Meus amigos me disseram:
-
Schmil, tu tens dinheiro no bolso?
-
Sim...
-
Tens boca?
-
Sim...
-
Então podes aproveitar... Viajar é muito bom. A gente
conhece muita gente... A gente aprende muita “coisa” nova...
E lá fui eu. Acreditei nos meus
amigos. Afinal os amigos dizem sempre a verdade para a gente...
Comprei passagem com o Avrum.
Passagem de avião...
E lá fui eu...
Subi no avião.
“Que coisa linda!” Exclamei.
Nunca tinha entrado num equipamento destes...
Logo de início tive que me
“amarrar” num cinto.

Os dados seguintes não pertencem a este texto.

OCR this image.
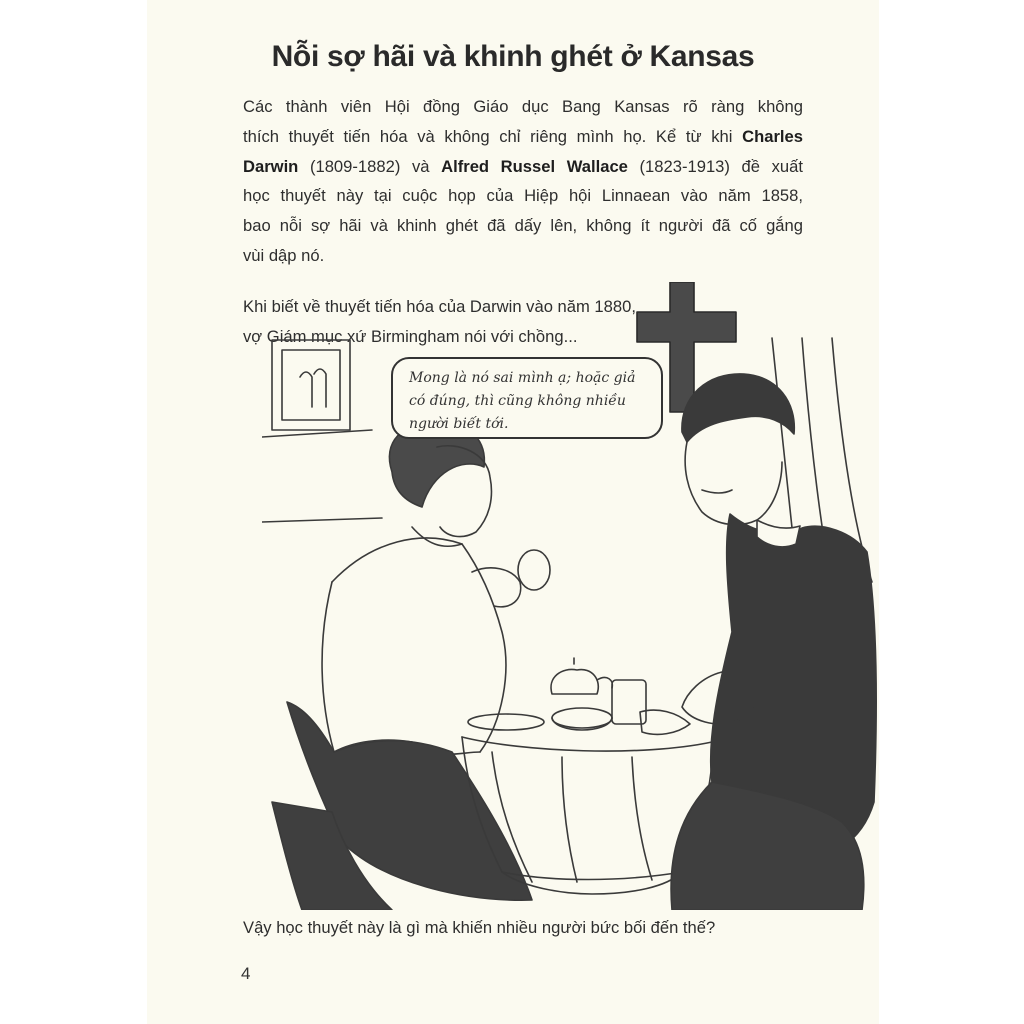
Nỗi sợ hãi và khinh ghét ở Kansas

Các thành viên Hội đồng Giáo dục Bang Kansas rõ ràng không
thích thuyết tiến hóa và không chỉ riêng mình họ. Kể từ khi Charles
Darwin (1809-1882) và Alfred Russel Wallace (1823-1913) đề xuất
học thuyết này tại cuộc họp của Hiệp hội Linnaean vào năm 1858,
bao nỗi sợ hãi và khinh ghét đã dấy lên, không ít người đã cố gắng
vùi dập nó.

Khi biết về thuyết tiến hóa của Darwin vào năm 1880,
vợ Giám mục xứ Birmingham nói với chồng...

Mong là nó sai mình ạ; hoặc giả
có đúng, thì cũng không nhiều
người biết tới.
Vậy học thuyết này là gì mà khiến nhiều người bức bối đến thế?
4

Vi que todos estavam fazendo isso... acendeu uma
“luzinha”. Não entendi nada do que estava escrito. Mas... Pensei: “será que as
“amarras” do cinto era para que eu não caísse? Ou para que eu não pudesse ir
para a frente? Eram minhas dúvidas, mas não podia perguntar para ninguém.
Ninguém me entenderia e eu não entenderia eles... Fiquei “amarrado” e quieto.
Vi uma moça muito bonita,
distribuindo balas. Deveria ser a “secretária” do piloto.
Sabem porque?
`Porque ela estava vestida com um
uniforme da cor do uniforme do piloto. Só que ele estava com um “boné” branco e
ela não tinha nada na cabeça, só um lenço “amarrado” no pescoço.
E lá fomos nós...
Começou a subida e eu tive uma
dor no meu “buch” (barriga). “Ui vei...” (expressão idiomática)
A viagem foi tranqüila, até que
num dado momento começou a “sacolejar” e eu fiquei com “medo”. Me lembrei de
algumas “bruches” (bênçãos) e comecei a dizer. Não em voz alta, para não
atrapalhar meus “vizinhos”, mas em voz baixa, não tão baixa assim... Até que
tudo voltou ao normal. Respirei fundo e disse: “Danken got”... (
Obrigado Deus)
-
“Mane tzures” (Meus problemas), pensei com meus
botões. Será que sempre é assim? Com “sacolejos”? Não sei, e nem perguntei.
Ninguém iria me entender... Mas agüentei firme.
Só estava pensando no momento da
parada do avião. O que irei fazer? Não sei nada de japonês. O que fazer?
Lembrei que meus amigos da Bessarábia me disseram que sempre a “gente” encontra
algum conhecido. Assim eu espero. Nós “idn” (judeus) somos muito
amigáveis e conhecidos, até pelos nossos “neizl” (nariz). Espero que me
reconheçam... Espero que falem comigo. Já estou cansado de não poder falar com
ninguém...
Por enquanto estou comendo
bastante.
“Como servem coisas boas neste
“bonde”. Parece um “bonde” de tão grande... Só falta me servirem “ghefilte
fish e hering” ( tipos de peixes). Seria muito legal!! Até agora não me
serviram estas “coisas deliciosas”. Estão servindo outras coisas... Também
boas. Não conheço, mas vou comendo... Vou aguardar, pode ser que venham algumas
coisas “kasher”. Por enquanto nenhuma delas foi “kasher”, mas
está valendo a pena...
O tempo foi passando.
O “ghefilte fish” não
veio.
Ouvi pelo alto falante certas
palavras que não entendi nada, mas observei que meus “companheiros” de viagem
começaram a se mexer e o avião começou a “empinar’ para baixo.
-
Será que estou chegando? Fiquei “nerveishke”
(nervoso).
Pensei: “Na descida vou falar
alto algumas palavras em “idisch”. Pode ser que algum “Shloime”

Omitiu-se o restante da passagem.